We’re workers, not ‘contractors’
say Wash. state port truck drivers

OLYMPIA, Wash.—“The safety laws don’t apply to us because we are mislabeled as independent contractors,” port trucker Abdulaziz Ahmed testified at a state senate hearing here. “I want to be treated as an employee … so I can get the benefits that everybody else gets.”

Ahmed was one of 100 port truck drivers and their supporters at a Feb. 20 hearing on a bill to change that status.

By labeling the drivers independent contractors, the bosses are more easily able to block union organizing, deny workers’ compensation and put the legal responsibility for unsafe trailers and containers—owned by the trucking and shipping companies—on the drivers.

Four hundred truck drivers went on strike Jan. 31 to protest poor safety and working conditions, low pay, and lack of adequate bathrooms, among other complaints. The strikers, mostly Ethiopian and Eritrean immigrants as well as Somalis and Sikhs from India, returned to work Feb. 15.

Several trucking companies agreed “to boost the pay per load from $40 to $44 a trip; to compensate drivers stuck in line more than an hour; and to pay for some trips drivers make when they have no load,” reported the Seattle Times.

Scott Hazlegrove, Pacific Merchant Shipping Association spokesperson, spoke against the bill, saying that customers select ports based on cost and certainty of goods movement, and that changing the drivers’ status “will negatively affect both factors.”

Also there in opposition to the bill were representatives of the Northwest Grocery Association, Washington Farm Bureau, Union Pacific Corp. railroad and Burlington Northern Santa Fe Corp. railroad. Representatives of the Teamsters and other unions attended to support the truckers.

Clay Dennison

Steel strikers in Greece stop
loaded truck from leaving plant

ASPROPYRGOS, Greece—About 1,500 strikers, family members and supporters rallied at the Elliniki Halivourgia steel plant here March 4. The rally was in response to an attempt by the company to remove material from the plant earlier in the week.

“The truck came on Feb. 28 and loaded the material,” Giorgos Sifonios, president of the union local, told the Militant. “We were not going to let it leave with its load. We didn’t let it leave until three days later. And it left empty!” Within the hour, the union mobilized 300 workers to expand the pickets at the plant.
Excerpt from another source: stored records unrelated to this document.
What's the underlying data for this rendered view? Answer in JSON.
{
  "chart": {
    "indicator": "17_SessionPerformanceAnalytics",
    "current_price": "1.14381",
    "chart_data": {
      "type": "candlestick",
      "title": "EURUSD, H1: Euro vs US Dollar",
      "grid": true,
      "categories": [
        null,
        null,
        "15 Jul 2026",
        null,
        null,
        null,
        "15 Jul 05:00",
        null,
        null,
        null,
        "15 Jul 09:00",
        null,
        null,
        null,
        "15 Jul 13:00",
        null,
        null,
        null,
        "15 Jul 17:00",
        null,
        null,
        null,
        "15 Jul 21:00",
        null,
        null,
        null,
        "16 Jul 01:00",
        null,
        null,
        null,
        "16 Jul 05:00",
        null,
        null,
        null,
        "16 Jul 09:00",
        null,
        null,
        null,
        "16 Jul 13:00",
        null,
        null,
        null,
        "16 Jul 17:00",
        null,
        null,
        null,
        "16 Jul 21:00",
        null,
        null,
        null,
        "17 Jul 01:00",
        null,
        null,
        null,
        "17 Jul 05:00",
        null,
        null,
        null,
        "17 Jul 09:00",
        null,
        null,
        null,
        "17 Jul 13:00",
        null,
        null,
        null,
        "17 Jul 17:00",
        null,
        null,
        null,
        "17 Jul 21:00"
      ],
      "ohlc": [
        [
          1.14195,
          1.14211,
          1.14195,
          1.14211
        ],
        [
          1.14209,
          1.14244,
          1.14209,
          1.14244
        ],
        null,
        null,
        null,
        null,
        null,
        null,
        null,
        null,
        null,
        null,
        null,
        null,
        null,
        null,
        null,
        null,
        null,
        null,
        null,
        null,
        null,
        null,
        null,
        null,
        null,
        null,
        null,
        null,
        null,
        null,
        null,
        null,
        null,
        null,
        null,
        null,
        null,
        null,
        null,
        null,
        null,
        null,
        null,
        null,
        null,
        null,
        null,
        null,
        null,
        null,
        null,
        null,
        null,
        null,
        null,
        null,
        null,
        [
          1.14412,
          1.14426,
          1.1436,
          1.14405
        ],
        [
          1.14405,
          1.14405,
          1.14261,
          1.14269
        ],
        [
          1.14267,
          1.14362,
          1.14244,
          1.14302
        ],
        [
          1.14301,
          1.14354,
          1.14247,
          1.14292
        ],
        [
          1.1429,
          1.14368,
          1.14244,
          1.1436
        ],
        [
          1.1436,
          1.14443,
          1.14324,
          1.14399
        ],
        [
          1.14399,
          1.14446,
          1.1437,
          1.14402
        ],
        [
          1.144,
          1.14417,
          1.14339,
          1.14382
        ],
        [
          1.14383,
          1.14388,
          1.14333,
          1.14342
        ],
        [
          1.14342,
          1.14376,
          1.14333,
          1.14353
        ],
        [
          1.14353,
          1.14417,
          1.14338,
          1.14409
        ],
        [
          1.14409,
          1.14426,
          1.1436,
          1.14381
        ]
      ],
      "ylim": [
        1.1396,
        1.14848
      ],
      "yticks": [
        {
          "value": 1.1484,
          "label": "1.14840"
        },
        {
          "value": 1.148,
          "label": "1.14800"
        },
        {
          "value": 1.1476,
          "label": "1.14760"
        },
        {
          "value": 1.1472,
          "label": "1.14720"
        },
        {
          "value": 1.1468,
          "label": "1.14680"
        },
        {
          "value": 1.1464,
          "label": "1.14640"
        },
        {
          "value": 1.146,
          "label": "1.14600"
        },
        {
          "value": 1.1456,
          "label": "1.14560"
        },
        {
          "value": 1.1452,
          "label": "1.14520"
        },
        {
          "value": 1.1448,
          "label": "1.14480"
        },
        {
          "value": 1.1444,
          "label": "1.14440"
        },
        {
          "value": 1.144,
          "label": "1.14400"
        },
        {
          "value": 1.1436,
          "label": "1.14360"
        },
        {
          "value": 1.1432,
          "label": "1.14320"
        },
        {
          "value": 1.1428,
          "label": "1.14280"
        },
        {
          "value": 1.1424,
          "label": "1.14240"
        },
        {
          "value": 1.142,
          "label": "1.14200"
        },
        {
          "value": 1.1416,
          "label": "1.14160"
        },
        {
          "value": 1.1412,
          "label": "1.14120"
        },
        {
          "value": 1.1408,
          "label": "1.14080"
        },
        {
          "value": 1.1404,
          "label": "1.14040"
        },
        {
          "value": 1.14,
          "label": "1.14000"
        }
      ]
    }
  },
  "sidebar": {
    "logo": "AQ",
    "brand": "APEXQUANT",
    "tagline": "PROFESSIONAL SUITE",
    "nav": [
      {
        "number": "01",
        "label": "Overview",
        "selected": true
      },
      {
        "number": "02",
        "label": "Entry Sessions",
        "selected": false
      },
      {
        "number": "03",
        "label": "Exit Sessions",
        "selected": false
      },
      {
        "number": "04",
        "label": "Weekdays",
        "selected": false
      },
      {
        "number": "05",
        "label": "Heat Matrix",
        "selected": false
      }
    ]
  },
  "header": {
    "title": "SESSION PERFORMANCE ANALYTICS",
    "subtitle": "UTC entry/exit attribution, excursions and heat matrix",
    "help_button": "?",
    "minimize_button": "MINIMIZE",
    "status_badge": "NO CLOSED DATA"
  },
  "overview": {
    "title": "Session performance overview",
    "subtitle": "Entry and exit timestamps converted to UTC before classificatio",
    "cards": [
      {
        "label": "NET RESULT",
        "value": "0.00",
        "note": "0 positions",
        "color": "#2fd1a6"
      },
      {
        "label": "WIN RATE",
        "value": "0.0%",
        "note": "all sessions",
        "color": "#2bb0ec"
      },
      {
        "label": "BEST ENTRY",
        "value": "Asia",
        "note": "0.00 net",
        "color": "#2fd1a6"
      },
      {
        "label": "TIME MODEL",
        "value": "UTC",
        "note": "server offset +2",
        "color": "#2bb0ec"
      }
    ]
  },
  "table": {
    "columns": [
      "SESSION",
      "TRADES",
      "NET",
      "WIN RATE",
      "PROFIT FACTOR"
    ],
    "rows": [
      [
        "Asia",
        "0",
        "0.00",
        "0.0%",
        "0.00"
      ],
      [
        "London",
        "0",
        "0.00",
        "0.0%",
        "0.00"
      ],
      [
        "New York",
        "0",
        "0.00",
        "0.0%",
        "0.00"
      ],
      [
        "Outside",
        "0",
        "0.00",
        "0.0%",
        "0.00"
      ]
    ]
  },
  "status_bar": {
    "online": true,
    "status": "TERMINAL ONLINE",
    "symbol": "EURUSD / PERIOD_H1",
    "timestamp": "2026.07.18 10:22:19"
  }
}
A week earlier the company fired another 15 workers, putting the total number of firings since the start of the strike at 80.

“The fight is entering a more difficult phase. The state stands ready to openly assist the bosses,” Sifonios told the rally. “We have shown the power of collective action and of solidarity.”

The 400 steelworkers at the plant in this Athens suburb have been on strike for more than four months against moves to cut the workday to five hours, in essence a 40 percent pay cut.

Messages of support can be faxed to the union at: +302105578360.

Georges Mehrabian
and Natasha Terlexis

Rally demands Pomona College
rehire fired immigrant workers

CLAREMONT, Calif.—About 125 students, workers and professors marched and rallied at Pomona College here Feb. 24 to demand the college rehire 17 fired workers, 16 from the cafeteria. The college administration fired them after cafeteria workers began organizing a union, claiming they did not provide documentation on their immigration status.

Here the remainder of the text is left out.